The people who are leaving are typically working age, and disproportionately female of childbearing age. The government is letting them leave likely because they don't want rebellion at home. But eventually the "Revolution" will be reduced to a bunch of old people without electricity, subsisting by growing food on whatever land they can get ahold of.

It's not just the fading fumes of Cuba. It's also the fading fumes of the Socialist Workers Party. 

Speaking of fading fast, I haven't read a biography of Jeff Mackler, either. I also have never met him, but I think his bio might actually be very short--perhaps only one word: pathetic.

Mr. Mackler is the "national secretary" of the nearly defunct Socialist Action organization. That grouplet, which fancies itself as the "vanguard party," likely consists of a couple dozen comrades. It's gotten so small and so devoid of talent that I've taken to referring to Mr. Mackler as Vanguard Man, ie, the very last, living leader of the coming American revolution. 

The last formal edition of their newspaper was published in June, 2022, and since then their webpage has struggled with content. As I predicted back in January, it appears that Mr. Mackler (who is in his 80s) is no longer capable of leadership. So Vanguard Man is fading out, and it's not clear whose gonna lead us into the next revolutionary era.

The most recent post in Socialist Action, dated April 30th, is entitled Socialist Action General Membership Meeting for Comrades and Friends. It reads in full (except for details of Zoom meeting that was held on May 4th),

Comrades and Friends,

Join us this coming Sunday, May 4 at 5 pm PST [7 PM Midwest and 8 pm EST] for our Socialist Action ZOOM general membership meeting.
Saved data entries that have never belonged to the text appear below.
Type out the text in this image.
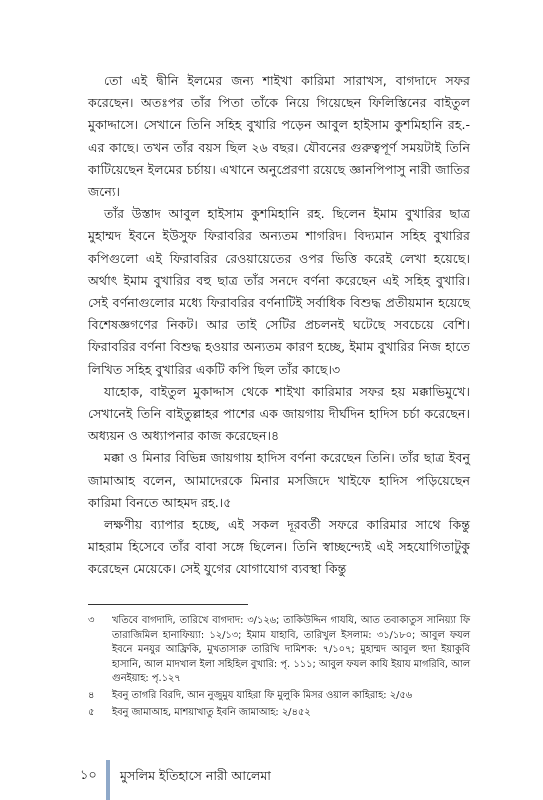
তো এই দ্বীনি ইলমের জন্য শাইখা কারিমা সারাখস, বাগদাদে সফর করেছেন। অতঃপর তাঁর পিতা তাঁকে নিয়ে গিয়েছেন ফিলিস্তিনের বাইতুল মুকাদ্দাসে। সেখানে তিনি সহিহ বুখারি পড়েন আবুল হাইসাম কুশমিহানি রহ.-এর কাছে। তখন তাঁর বয়স ছিল ২৬ বছর। যৌবনের গুরুত্বপূর্ণ সময়টাই তিনি কাটিয়েছেন ইলমের চর্চায়। এখানে অনুপ্রেরণা রয়েছে জ্ঞানপিপাসু নারী জাতির জন্যে।

তাঁর উস্তাদ আবুল হাইসাম কুশমিহানি রহ. ছিলেন ইমাম বুখারির ছাত্র মুহাম্মদ ইবনে ইউসুফ ফিরাবরির অন্যতম শাগরিদ। বিদ্যমান সহিহ বুখারির কপিগুলো এই ফিরাবরির রেওয়ায়েতের ওপর ভিত্তি করেই লেখা হয়েছে। অর্থাৎ ইমাম বুখারির বহু ছাত্র তাঁর সনদে বর্ণনা করেছেন এই সহিহ বুখারি। সেই বর্ণনাগুলোর মধ্যে ফিরাবরির বর্ণনাটিই সর্বাধিক বিশুদ্ধ প্রতীয়মান হয়েছে বিশেষজ্ঞগণের নিকট। আর তাই সেটির প্রচলনই ঘটেছে সবচেয়ে বেশি। ফিরাবরির বর্ণনা বিশুদ্ধ হওয়ার অন্যতম কারণ হচ্ছে, ইমাম বুখারির নিজ হাতে লিখিত সহিহ বুখারির একটি কপি ছিল তাঁর কাছে।৩

যাহোক, বাইতুল মুকাদ্দাস থেকে শাইখা কারিমার সফর হয় মক্কাভিমুখে। সেখানেই তিনি বাইতুল্লাহর পাশের এক জায়গায় দীর্ঘদিন হাদিস চর্চা করেছেন। অধ্যয়ন ও অধ্যাপনার কাজ করেছেন।৪

মক্কা ও মিনার বিভিন্ন জায়গায় হাদিস বর্ণনা করেছেন তিনি। তাঁর ছাত্র ইবনু জামাআহ বলেন, আমাদেরকে মিনার মসজিদে খাইফে হাদিস পড়িয়েছেন কারিমা বিনতে আহমদ রহ.।৫

লক্ষণীয় ব্যাপার হচ্ছে, এই সকল দূরবর্তী সফরে কারিমার সাথে কিন্তু মাহরাম হিসেবে তাঁর বাবা সঙ্গে ছিলেন। তিনি স্বাচ্ছন্দ্যেই এই সহযোগিতাটুকু করেছেন মেয়েকে। সেই যুগের যোগাযোগ ব্যবস্থা কিন্তু

৩	খতিবে বাগদাদি, তারিখে বাগদাদ: ৩/১২৬; তাকিউদ্দিন গাযযি, আত তবাকাতুস সানিয়্যা ফি তারাজিমিল হানাফিয়্যা: ১২/১৩; ইমাম যাহাবি, তারিখুল ইসলাম: ৩১/১৮০; আবুল ফযল ইবনে মনযুর আফ্রিকি, মুখতাসারু তারিখি দামিশক: ৭/১০৭; মুহাম্মদ আবুল হুদা ইয়াকুবি হাসানি, আল মাদখাল ইলা সহিহিল বুখারি: পৃ. ১১১; আবুল ফযল কাযি ইয়ায মাগরিবি, আল গুনইয়াহ: পৃ.১২৭
৪	ইবনু তাগরি বিরদি, আন নুজুমুয যাহিরা ফি মুলুকি মিসর ওয়াল কাহিরাহ: ২/৫৬
৫	ইবনু জামাআহ, মাশয়াখাতু ইবনি জামাআহ: ২/৪৫২
১০	মুসলিম ইতিহাসে নারী আলেমা
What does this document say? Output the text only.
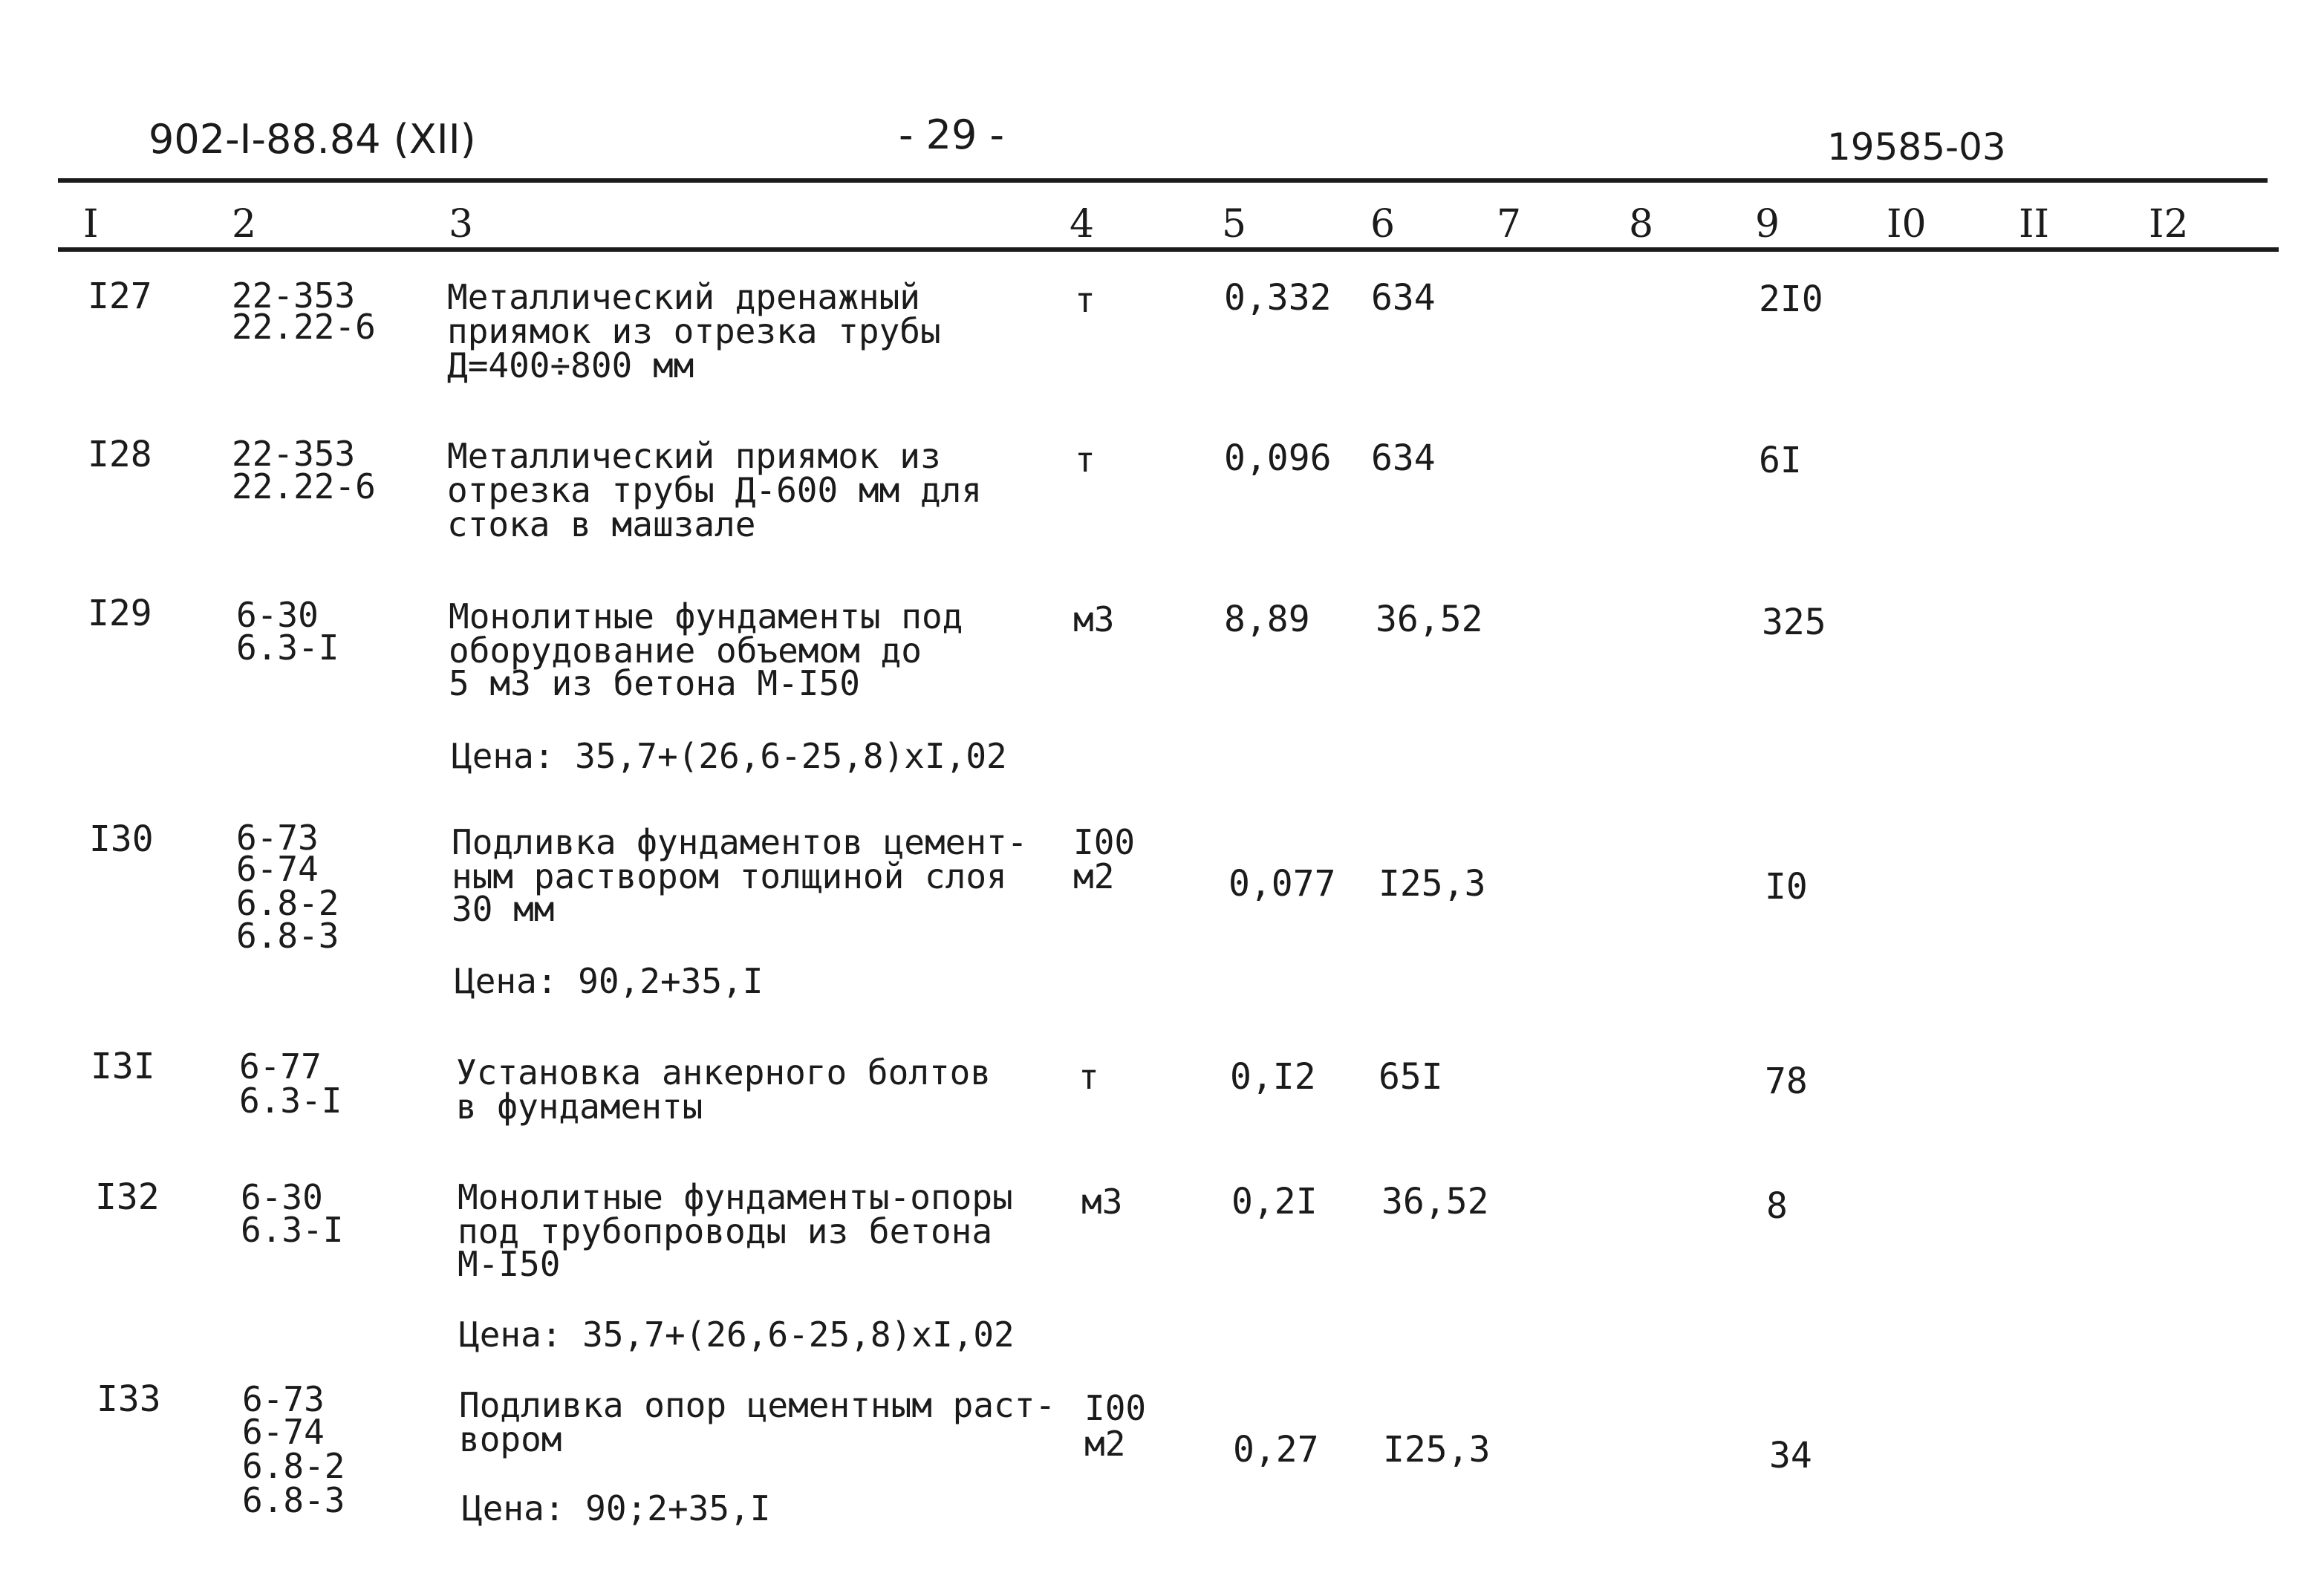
902-I-88.84 (XII)	- 29 -	19585-03
I	2	3	4	5	6	7	8	9	I0 II	I2
I27 22-353
22.22-6
Металлический дренажный
приямок из отрезка трубы
Д=400÷800 мм
т	0,332 634	2I0
I28 22-353
22.22-6
Металлический приямок из
отрезка трубы Д-600 мм для
стока в машзале
т	0,096 634	6I
I29 6-30
6.3-I
Монолитные фундаменты под
оборудование объемом до
5 м3 из бетона М-I50
м3	8,89 36,52	325
Цена: 35,7+(26,6-25,8)xI,02
I30 6-73
6-74
6.8-2
6.8-3
Подливка фундаментов цемент-
ным раствором толщиной слоя
30 мм
I00
м2	0,077 I25,3	I0
Цена: 90,2+35,I
I3I 6-77
6.3-I
Установка анкерного болтов
в фундаменты
т	0,I2 65I	78
I32 6-30
6.3-I
Монолитные фундаменты-опоры
под трубопроводы из бетона
М-I50
м3	0,2I 36,52	8
Цена: 35,7+(26,6-25,8)xI,02
I33 6-73
6-74
6.8-2
6.8-3
Подливка опор цементным раст-
вором
I00
м2	0,27 I25,3	34
Цена: 90;2+35,I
Reply to David.huseth@tutanota.com, John Pottinger <jpottinger@earthlink.net>, Jeff Mackler <jmackler@lmi.net>

Proposed agenda:

Analysis of Democrat’s “Hands Off” and “50 50 1,” • Defense of Palestine • May May/Immigrant Rights • New SA Members •  Fourth International World Congress Assessment and SA’s termination of fraternal membership. • Other business.

Comradely.

David and John

I don't know David Huseth, but John Pottinger was a comrade of mine in Chicago back in the day. He's a perfectly fine, upstanding gentleman against whom I bear no grudge--but frankly, he is woefully unqualified to assume the role of Vanguard Man. At very least he lacks the editorial talent. Note that prior to this April 30th announcement, the last post to their webpage was on March 20th.

No word yet on the outcome of the general membership meeting. But honestly, along with Mr. Mackler, it appears that Socialist Action is passing from this mortal coil. Which is a bit surprising--I expected the SWP to go first. 

There's more, of course. One shouldn't forget Left Voice, a claque of petty bourgeois academics that suffer from an overdose of Wokeism, a hatred of Jews, and of all the ills that beset the modern academy (eg, among other things, the advent of AI). These people aren't serious.

There is the nearly forgotten Socialist Viewpoint, a bi-monthly magazine edited by an aging group of spinsters formerly associated with Nat Weinstein's grouplet. And I can't forget Workers' Voice, which is in part a split-off from Socialist Action, and which now claims to be a vanguard party all its own.

The most significant remnant of Trotskyism is Solidarity, which isn't really Trotskyist anymore (not that anybody else is), but has instead become an addendum to the Democratic Party.

Anyway, I find all of this increasingly meaningless and boring, which is why I'm uninspired to write. There's no point. I won't end this blog--something will come along that inspires--but it's probably gonna be less frequent than it has been.